By Jim Voigt
We are in the middle of a great ethical dilemma right now. On one side we have the Coronavirus that can spread quickly, make people severely sick and possibly kill those who have vulnerable immune systems. On the other side we have the highest unemployment rate since the Great Depression. If we open up the economy full bore again, we risk the increased spread of the Coronavirus. If we don’t open up the economy, we risk possibly entering into an economic recession unlike anything we’ve ever seen. Our national and local leadership are currently weighing between the best of two bad options right now which reminds me of another story I’ve heard before.
When Moses led the Israelites out of Egypt, he was leading them away from slavery and toward freedom. It seemed like a good deal, right up until they hit the desert while on their nomadic journey to the Promised Land. As you can imagine, there’s a little shortage of some essential items we all need in the desert: primarily food and water. In Exodus 16:3, we hear the “grateful” (that’s sarcasm) response of the Israelite people to their reluctant leader, Moses: “If only we had died by the Lord’s hand in Egypt. There we sat around pots of meat and ate all the food we wanted, but you have brought us out into the desert to starve this entire assembly to death.”
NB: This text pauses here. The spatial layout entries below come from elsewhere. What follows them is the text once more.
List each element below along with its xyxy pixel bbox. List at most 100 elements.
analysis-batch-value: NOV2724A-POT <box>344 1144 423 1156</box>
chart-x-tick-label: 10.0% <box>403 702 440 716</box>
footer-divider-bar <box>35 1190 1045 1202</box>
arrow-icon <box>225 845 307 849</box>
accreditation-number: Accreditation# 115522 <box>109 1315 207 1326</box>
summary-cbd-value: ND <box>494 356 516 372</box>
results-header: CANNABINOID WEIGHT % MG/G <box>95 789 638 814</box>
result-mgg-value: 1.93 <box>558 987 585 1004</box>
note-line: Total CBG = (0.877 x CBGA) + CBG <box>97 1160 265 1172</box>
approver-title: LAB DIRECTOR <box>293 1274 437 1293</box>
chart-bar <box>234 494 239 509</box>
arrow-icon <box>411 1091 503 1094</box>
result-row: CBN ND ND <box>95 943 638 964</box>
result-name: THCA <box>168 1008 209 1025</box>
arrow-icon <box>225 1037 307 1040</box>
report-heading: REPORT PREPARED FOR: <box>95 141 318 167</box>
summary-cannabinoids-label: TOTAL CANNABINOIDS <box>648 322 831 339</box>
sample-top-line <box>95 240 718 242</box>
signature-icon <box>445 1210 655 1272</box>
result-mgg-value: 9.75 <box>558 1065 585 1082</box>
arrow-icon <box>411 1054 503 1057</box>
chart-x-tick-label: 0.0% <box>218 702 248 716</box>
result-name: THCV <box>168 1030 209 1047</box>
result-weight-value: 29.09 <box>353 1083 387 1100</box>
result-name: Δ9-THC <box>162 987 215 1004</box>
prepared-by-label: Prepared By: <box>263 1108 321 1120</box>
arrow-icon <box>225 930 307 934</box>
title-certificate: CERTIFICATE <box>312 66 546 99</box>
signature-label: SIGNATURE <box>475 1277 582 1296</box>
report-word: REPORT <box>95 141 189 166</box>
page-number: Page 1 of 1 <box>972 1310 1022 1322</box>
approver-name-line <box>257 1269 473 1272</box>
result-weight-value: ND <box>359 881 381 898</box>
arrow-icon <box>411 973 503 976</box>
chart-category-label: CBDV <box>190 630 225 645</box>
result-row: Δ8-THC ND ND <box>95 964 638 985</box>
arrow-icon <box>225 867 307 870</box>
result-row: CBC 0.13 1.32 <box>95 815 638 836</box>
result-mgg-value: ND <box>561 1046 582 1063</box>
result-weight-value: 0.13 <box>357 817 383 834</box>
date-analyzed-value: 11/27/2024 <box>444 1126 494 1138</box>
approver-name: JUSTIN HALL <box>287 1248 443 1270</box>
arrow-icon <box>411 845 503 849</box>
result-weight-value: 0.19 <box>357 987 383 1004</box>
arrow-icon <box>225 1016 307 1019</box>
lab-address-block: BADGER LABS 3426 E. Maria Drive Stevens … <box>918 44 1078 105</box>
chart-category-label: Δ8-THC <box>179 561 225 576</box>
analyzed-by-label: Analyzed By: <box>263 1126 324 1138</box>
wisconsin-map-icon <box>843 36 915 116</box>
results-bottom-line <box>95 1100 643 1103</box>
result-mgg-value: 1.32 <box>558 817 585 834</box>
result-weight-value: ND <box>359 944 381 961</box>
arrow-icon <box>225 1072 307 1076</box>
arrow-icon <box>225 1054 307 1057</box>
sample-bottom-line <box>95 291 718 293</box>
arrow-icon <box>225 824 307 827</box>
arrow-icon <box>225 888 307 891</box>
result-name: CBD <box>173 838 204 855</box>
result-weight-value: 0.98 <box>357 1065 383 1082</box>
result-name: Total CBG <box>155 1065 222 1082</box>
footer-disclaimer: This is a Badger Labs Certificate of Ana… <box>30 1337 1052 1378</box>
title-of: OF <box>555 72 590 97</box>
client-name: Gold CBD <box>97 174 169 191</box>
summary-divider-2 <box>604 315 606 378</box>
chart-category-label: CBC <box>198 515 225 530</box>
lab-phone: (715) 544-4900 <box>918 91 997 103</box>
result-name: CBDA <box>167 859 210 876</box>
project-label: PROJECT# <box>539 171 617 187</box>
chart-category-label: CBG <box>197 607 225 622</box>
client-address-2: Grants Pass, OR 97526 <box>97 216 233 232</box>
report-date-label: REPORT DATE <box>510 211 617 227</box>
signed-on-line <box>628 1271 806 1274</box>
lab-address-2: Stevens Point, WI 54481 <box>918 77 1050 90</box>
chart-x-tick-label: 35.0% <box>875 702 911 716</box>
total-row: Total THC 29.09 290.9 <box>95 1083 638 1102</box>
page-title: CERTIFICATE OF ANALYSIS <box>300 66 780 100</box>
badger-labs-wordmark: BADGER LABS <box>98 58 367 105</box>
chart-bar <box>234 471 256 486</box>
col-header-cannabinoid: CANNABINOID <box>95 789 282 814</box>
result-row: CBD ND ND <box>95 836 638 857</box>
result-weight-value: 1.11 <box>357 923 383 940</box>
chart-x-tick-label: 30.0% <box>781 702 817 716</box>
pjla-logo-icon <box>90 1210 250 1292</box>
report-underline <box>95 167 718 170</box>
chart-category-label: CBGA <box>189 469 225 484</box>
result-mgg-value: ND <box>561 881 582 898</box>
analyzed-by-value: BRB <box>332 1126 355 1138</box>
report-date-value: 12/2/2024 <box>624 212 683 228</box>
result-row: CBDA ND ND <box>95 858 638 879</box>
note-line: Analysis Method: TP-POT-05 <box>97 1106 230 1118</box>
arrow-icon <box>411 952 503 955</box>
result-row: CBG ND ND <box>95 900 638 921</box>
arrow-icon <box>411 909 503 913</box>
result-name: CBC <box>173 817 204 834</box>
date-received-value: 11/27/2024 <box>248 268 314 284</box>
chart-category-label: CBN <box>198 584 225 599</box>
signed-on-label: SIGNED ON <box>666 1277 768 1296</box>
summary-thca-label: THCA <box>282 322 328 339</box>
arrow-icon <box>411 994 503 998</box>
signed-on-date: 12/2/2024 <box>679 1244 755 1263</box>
When the going got tough, some of the Israelites preferred the predictability of being well fed slaves to the fear related of possibly starving as free people. During this gradual re-opening of our economy, remember there is no going back to the way it was. There are only the decisions we make that lead us further and further into the great unknown of tomorrow. When it comes to the spread of COVID-19 or the re-opening of our economy, I would argue that there isn’t a decision to be made that is free from errors and difficulties. There is only the hard journey of trial and error through a pandemic issue that none of us have ever seen before. We have our faith, our attitudes and community to help us get to the other side. The Lord teaches us and guides along the way. Now, of course, we will complain about things at times—that’s a historical fact. But with God, we will pray for our leaders and make the journey together.